Vinyl Flooring Guide
June 5, 2019
Invented more than 100 years ago, vinyl was originally created to replace linoleum, the original resilient flooring. Vinyl became a popular choice for areas like kitchens and bathrooms where resilience, durability and water-resistance are extremely important. Although vinyl is not completely impervious, it is very resistant to water and it is easy to clean and maintain, making it a low cost, low hassle flooring option.
Vinyl Flooring Composition
The game changer for vinyl was the introduction of PVC (poly-vinyl chloride), which is a synthetic plastic containing carbon, hydrogen and chlorine. Traditional sheet vinyl or vinyl tiles is a composite product, which has a layer of PVC bonded to a fibrous core. This is then covered over with a printed design layer as well as a tough, clear wear layer. The difference between a high-quality and low-quality vinyl is the thickness of the product and toughness of the wear layer.
Whether it is sheet vinyl, vinyl tile or luxury vinyl, there are a number of advantages:
- Durability: Vinyl is a very tough material; however, it is still soft underfoot.
- Water Resistance: Vinyl is resistant to moisture, steam and humidity, making it a popular choice for bathrooms, kitchens and laundry rooms. Although it is slightly vulnerable at the seams, water is unable to penetrate the surface and therefore do damage to the subfloor.
- Easy Maintenance: Vinyl is a breeze to clean. It resists dirt, stains, scratches and punctures. However, be aware that heavy furniture without proper padding can pierce the flooring. Also, although some high-quality vinyl has UV protection, some may yellow slightly if exposed to direct sunlight. As well avoid area rugs with a rubber backing as this may cause a chemical reaction and stain your vinyl.
Luxury vinyl can be referred to as luxury vinyl tile (LVT) or luxury vinyl planks (LVP). The make up of luxury vinyl is a limestone-based material mixed with PVC composites. It is a solid material throughout as there is no felt or fiber layer. Luxury vinyl is more rigid compared to sheet vinyl or vinyl tile however it is still somewhat flexible. On top of the composite material is a digital graphic film layer, which is then covered by a very tough wear layer. Just about any look and texture can be created thanks to new printing technology. In fact, the graphic process is far superior to sheet vinyl or vinyl tile, luxury vinyl flooring can remarkably mimic wood, stone, ceramic or even metal.
Luxury vinyl can be found in a number of forms, such as square tiles or long planks that resemble laminate or wood flooring planks. It is also installed with a modified tongue and groove system so individual tiles or planks “click” together; a feature that helps make installation easier.

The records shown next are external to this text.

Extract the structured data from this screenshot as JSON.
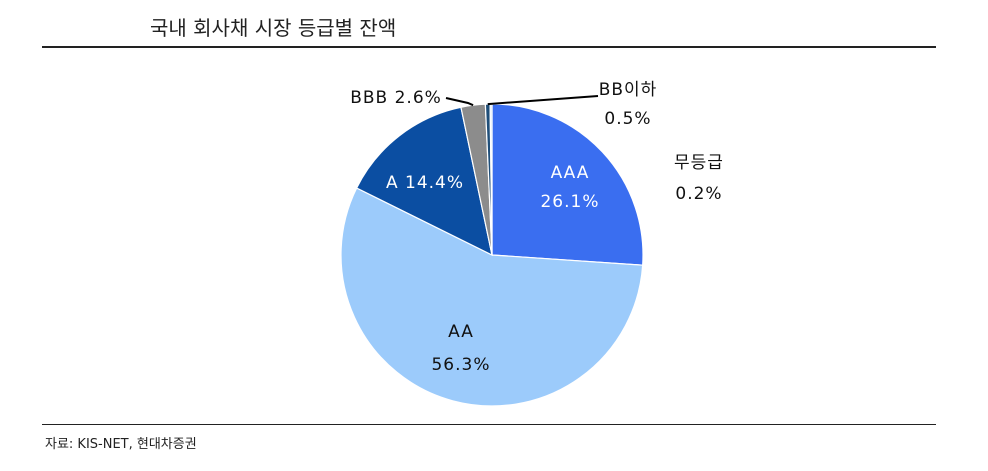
{
  "title": "국내 회사채 시장 등급별 잔액",
  "source": "자료: KIS-NET, 현대차증권",
  "colors": {
    "AAA": "#3a6ef0",
    "AA": "#9ccbfb",
    "A": "#0b4ea2",
    "BBB": "#8c8c8c",
    "BB_below": "#1f4e79",
    "unrated": "#cfe3f5"
  },
  "chart_data": {
    "type": "pie",
    "title": "국내 회사채 시장 등급별 잔액",
    "slices": [
      {
        "key": "AAA",
        "label": "AAA",
        "value_label": "26.1%",
        "value": 26.1
      },
      {
        "key": "AA",
        "label": "AA",
        "value_label": "56.3%",
        "value": 56.3
      },
      {
        "key": "A",
        "label": "A",
        "value_label": "14.4%",
        "value": 14.4
      },
      {
        "key": "BBB",
        "label": "BBB",
        "value_label": "2.6%",
        "value": 2.6
      },
      {
        "key": "BB_below",
        "label": "BB이하",
        "value_label": "0.5%",
        "value": 0.5
      },
      {
        "key": "unrated",
        "label": "무등급",
        "value_label": "0.2%",
        "value": 0.2
      }
    ]
  }
}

Although it is the most expensive type of vinyl, with its durability, easy maintenance, and superior appearance, it is the most cost-effective flooring choice over the long term. Luxury vinyl is also impervious to water, making it a better choice for the wet areas of the home, such as bathrooms and kitchens.
Sheet vinyl is a continuous sheet of polymer materials and comes in widths of 6 to 16 feet. The pattern and colour of the sheet vinyl is manufactured with a digital graphic, which is a film layer of PVC. It is then bonded to a base layer of felt or fibrous material. To protect the PVC layer, there is a protective outerwear layer on top.
With sheet vinyl there are very few seams because it comes in large rolls, meaning it is much better at resisting water. In small rooms there may be no seam at all.
Sheet vinyl can be installed either with a full glue down application, this bonds it at the perimeter. You can also have it “floating” over the underlayment. It is not recommended to try and install sheet vinyl yourself as it can be an awkward process.
Vinyl tile is made up of natural pulverized limestone, filler materials, thermoplastic binders, and colour pigments. These materials are fused together to create a solid sheet, which is then cut into tiles. Vinyl tile was the first popular form of vinyl, however sheet vinyl and luxury vinyl are now more common. Although vinyl tile is available in a variety of colours and patterns, compared to other types of vinyl, it does not meet the same level of texture and design versatility.
Low end vinyl can cost as little as $1.50 to $2.50 per square foot. Keep in mind that it likely will not perform as well as higher end vinyl. Cheap vinyl will not be as durable, low maintenance, or resistant to stains and everyday wear. High end vinyl will cost between $2.50 to $10 per square foot, installed.